Patente statt Plagiate – darauf setzen immer mehr Unternehmen, nicht nur in China. Sie bauen bei der Eroberung der Weltmärkte auf eigene Innovationskraft statt stibitztes Wissen. Auch in Staaten wie Indien, Brasilien, Mexiko oder Südafrika haben Unternehmen und Regierungen erkannt: Nachhaltiges Wachstum braucht Innovation.

Mehr Patente aus China und Indien

Die Folge ist ein immenser Aufschwung von Forschung und Entwicklung in Ländern, die lange eher als Bildungswüsten galten: Indische Universitäten etwa bilden heute pro Jahr rund 500 000 Ingenieure und IT-Experten aus. Deutschland bringt es auf gerade mal 80 000. Und die Türkei erhöht ihre Forschungsausgaben seit 1997 jährlich um knapp sieben Prozent. Die USA dümpeln bei einem Prozent Wachstum. Schon kommendes Jahr werden nach einer Studie des britischen Wissenschaftsrates chinesische Wissenschaftler mehr Artikel publizieren als ihre US-Kollegen, Brasilien überholt Japan voraussichtlich 2020.
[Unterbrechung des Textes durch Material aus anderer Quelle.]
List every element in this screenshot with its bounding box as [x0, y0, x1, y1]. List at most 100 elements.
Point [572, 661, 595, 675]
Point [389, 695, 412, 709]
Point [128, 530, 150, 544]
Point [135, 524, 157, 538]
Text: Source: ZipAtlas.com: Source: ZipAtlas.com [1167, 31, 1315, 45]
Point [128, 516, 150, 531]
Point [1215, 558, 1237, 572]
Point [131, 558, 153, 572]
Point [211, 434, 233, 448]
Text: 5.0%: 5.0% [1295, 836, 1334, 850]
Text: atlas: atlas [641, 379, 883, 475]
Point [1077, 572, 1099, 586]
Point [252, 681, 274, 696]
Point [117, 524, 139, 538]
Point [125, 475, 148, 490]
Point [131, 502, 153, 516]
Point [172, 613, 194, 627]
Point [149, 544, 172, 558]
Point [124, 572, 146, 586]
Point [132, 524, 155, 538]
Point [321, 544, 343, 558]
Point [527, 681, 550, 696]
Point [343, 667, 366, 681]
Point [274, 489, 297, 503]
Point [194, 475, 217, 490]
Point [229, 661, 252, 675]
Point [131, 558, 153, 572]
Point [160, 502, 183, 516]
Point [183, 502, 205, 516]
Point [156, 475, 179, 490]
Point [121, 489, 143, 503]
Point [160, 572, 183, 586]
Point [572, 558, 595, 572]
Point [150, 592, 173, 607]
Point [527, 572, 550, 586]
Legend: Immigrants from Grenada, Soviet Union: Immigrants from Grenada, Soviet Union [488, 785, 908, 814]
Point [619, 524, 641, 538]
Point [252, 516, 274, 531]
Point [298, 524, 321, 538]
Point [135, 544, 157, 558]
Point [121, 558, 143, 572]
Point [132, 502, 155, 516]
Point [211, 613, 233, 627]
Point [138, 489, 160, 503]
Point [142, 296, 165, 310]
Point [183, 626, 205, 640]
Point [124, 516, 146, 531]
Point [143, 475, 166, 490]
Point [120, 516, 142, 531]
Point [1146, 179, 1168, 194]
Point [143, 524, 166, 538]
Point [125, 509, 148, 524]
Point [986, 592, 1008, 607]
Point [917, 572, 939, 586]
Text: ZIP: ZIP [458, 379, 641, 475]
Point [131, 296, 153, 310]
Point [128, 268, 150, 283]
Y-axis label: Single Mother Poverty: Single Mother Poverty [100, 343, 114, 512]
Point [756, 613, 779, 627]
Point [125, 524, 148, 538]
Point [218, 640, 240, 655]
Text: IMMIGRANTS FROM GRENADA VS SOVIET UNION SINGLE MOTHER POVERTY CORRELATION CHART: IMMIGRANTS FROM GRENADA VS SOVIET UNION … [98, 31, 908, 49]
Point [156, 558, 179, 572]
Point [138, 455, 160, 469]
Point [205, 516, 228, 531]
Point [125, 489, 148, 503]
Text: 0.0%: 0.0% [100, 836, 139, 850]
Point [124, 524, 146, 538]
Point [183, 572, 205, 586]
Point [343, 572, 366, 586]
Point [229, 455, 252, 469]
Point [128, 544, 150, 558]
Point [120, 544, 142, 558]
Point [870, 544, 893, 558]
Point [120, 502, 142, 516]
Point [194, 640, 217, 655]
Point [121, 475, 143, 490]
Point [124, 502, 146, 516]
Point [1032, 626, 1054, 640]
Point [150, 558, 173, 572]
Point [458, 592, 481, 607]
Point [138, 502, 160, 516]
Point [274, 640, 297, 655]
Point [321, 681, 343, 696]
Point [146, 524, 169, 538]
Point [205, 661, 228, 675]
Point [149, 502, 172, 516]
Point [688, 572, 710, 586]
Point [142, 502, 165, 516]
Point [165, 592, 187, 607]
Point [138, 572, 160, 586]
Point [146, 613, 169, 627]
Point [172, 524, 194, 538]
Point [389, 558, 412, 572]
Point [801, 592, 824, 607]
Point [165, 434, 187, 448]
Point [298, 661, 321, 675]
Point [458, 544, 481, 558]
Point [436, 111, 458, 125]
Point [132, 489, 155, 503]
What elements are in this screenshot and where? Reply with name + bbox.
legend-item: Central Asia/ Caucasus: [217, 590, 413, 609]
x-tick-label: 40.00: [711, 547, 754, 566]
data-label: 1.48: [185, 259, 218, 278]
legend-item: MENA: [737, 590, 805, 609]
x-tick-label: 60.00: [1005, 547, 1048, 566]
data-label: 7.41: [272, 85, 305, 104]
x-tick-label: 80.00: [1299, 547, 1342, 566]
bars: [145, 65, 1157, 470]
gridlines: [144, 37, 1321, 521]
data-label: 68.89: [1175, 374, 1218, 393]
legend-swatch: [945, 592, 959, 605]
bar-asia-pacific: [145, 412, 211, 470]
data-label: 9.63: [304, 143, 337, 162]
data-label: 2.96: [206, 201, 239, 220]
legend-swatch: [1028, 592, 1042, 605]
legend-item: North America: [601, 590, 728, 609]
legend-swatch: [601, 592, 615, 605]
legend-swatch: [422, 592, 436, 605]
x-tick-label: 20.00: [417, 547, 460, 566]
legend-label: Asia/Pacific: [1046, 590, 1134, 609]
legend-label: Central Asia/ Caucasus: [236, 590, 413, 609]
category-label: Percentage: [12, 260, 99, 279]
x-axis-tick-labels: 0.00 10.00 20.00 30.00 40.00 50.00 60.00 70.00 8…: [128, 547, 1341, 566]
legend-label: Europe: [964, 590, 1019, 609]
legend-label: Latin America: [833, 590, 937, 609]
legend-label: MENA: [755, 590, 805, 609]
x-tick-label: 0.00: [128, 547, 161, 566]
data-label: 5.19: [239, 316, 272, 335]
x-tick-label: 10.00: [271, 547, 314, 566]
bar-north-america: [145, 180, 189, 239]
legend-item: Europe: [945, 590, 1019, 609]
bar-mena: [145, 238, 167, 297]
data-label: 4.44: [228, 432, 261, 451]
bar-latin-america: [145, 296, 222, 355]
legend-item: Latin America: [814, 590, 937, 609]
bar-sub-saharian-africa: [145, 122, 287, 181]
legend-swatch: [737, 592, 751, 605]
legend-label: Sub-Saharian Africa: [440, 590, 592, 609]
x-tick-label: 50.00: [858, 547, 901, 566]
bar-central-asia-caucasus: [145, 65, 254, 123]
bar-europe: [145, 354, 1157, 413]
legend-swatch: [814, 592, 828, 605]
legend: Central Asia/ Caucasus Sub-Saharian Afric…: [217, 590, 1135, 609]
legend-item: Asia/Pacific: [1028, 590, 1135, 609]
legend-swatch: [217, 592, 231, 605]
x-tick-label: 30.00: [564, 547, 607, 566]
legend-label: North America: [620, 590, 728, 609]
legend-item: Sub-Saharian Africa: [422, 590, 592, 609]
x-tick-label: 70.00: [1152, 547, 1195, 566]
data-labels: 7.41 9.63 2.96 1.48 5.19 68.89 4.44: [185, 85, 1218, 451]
Auch bei Patenten schließen die Schwellenländer rapide zu den Weststaaten auf (siehe Grafik rechts). Die Technikexporte boomen. Neben die alten High-Tech-Zentren im Norden und Westen des Globus treten mit atemberaubender Geschwindigkeit neue technologische Hotspots im Osten und Süden.